Superintendent Harris has been busy on her way out the door:
– In addition to issuing several pieces of guidance in the past few weeks, she announced Consent Orders with 8 insurance firms and brokers resolving an investigation involving attacks on agent and consumer portals that allegedly exposed consumer information. According to the DFS press release:
– “Farmers Insurance Exchange will pay $2.775 million; Hagerty Insurance Agency, LLC will pay $1.85 million; Hartford Fire Insurance Company will pay $3 million; Infinity Insurance Company will pay $2.25 million; Liberty Mutual Insurance Company will pay $2.7 million; Metromile Insurance Company will pay $2.05 million; Midvale Indemnity Company will pay $2 million; and State Automobile Mutual Insurance Company will pay $2.5 million in civil monetary penalties to the State of New York. ”
– “The DFS investigation concluded that the auto insurance companies did not comply with DFS’s cybersecurity regulation, which requires them to implement policies, procedures, and controls designed to protect consumer data and the information systems of the financial institutions themselves. As a result, threat actors were able to access consumer nonpublic information (NPI) stored on and accessible through their information systems, including driver’s license numbers, via public-facing web applications and agent portals that the insurance companies used to provide automobile insurance quotes to prospective customers. DFS alerted all regulated entities of these attacks in two industry letters, dated February 16, 2021 and March 30, 2021.
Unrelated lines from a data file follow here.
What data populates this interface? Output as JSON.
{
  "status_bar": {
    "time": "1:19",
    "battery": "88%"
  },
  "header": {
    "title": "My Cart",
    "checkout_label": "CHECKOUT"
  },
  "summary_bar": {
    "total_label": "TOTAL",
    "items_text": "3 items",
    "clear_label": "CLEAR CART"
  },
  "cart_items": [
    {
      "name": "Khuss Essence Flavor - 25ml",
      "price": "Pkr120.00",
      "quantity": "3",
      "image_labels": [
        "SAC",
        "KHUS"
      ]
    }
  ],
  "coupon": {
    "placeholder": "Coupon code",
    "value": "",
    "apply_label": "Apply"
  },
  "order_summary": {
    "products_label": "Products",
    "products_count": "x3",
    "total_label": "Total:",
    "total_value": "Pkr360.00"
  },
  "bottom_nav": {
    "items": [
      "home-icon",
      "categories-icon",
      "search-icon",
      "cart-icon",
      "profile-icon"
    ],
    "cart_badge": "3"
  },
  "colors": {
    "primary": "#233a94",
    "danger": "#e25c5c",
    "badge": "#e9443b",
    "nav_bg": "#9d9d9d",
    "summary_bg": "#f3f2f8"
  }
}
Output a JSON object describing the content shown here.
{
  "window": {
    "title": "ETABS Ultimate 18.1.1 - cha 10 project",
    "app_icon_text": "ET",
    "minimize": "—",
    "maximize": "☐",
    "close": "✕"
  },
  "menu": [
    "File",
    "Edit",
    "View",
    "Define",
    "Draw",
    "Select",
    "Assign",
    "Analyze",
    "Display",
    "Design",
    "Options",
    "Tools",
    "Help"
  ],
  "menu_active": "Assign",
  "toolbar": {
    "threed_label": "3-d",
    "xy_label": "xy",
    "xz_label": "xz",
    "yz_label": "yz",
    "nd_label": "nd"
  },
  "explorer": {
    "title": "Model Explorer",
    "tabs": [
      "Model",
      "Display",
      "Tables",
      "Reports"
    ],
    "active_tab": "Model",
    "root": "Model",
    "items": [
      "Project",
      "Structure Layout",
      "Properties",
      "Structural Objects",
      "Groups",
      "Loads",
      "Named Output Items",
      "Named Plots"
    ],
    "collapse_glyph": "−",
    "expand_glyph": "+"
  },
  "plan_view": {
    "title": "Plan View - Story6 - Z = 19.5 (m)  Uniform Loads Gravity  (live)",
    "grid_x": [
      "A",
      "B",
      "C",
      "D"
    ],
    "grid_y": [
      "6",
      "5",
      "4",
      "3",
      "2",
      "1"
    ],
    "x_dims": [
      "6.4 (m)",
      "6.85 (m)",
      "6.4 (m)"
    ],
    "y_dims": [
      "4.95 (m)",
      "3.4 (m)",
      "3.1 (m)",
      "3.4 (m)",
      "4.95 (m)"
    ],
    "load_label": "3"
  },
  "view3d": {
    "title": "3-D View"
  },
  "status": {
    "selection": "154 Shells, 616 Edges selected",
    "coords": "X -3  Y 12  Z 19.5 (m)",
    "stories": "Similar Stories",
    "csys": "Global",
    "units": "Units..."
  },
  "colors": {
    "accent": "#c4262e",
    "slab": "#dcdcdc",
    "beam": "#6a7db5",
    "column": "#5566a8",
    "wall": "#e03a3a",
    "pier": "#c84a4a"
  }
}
In addition to the failures described above, Farmers and Infinity failed to timely report their respective cybersecurity events. This notice requirement is a critical safeguard that enables the Department to carry out its responsibility to protect consumers.”
– “As part of the settlements, each company has agreed to conduct remedial measures, including conducting a comprehensive review of the accessibility of consumer NPI stored on their information systems.”
According to DFS, the Office of the New York State Attorney General and DFS conducted a coordinated investigation.